I can only imagine the horrible things my future wife is doing on spring break right now.
Pretty sure that drunken football on the back porch with 6 guys with a champagne bottle was a bad idea....
you were fixing your hair in the bathroom mirror and then fell backwards through the locked stall while she was in mid pee and fell on her lap.
I was the last girl at the bar last night. It was like a battle royale between 10 guys.
THERE IS THE SEXIEST BEARDED MAN HERE. I CAME EVERYWHERE.
remind me not to fuck anymore half bald 20 year olds. because obviously there's attachment issues
Drinking down Plan B with a 5 hour energy. Winding down welcome week in style.
His response today determines what state my vagina will be in this weekend.
I won't be able to make it. Too hung over. Can't hold down fluids. I'm in the bathtub trying to hydrate my body through osmosis.

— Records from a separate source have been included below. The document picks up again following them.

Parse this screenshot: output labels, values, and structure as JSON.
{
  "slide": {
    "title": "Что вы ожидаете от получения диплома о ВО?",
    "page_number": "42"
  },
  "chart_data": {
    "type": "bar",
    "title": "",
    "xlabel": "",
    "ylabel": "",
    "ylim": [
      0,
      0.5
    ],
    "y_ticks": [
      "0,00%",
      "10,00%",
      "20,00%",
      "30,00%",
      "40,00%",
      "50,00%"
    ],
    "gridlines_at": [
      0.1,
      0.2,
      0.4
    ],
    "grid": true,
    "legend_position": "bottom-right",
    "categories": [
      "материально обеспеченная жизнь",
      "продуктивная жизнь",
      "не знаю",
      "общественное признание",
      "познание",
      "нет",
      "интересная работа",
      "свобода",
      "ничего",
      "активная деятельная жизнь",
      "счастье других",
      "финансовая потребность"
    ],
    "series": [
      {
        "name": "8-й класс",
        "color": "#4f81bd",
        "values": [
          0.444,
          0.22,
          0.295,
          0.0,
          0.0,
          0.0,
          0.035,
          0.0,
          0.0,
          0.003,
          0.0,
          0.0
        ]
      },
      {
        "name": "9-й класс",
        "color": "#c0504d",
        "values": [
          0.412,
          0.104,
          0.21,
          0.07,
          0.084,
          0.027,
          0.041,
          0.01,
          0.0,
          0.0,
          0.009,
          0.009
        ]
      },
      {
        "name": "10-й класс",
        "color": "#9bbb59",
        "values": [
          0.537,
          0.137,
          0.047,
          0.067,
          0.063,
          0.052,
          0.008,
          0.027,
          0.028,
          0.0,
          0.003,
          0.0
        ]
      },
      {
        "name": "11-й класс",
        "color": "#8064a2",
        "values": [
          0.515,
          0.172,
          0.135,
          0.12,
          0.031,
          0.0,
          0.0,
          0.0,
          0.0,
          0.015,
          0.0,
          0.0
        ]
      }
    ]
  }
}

And yes, Tequila Tuesday is totally still on for tonight.
Why is there a video on my phone of us trying to snort a line of Reeces Pieces with you chanting "This is how fat girls party"?
i feel we're the only people who'd use nyquil sexually
This is what happens when you live with someone you met on Grindr
Instead of a hangover my body just feels like shame
That is a hangover
I would prefer a headache
so I was eating out this girl who was wearing my pirate hat In an alley behind the bar last night and some girl walks up and takes a picture. apparently we had a crowd of about 10 and it turned her on so she just didn't tell me
He went down on me and then made me breakfast in bed. He's a man you can bring home to mom.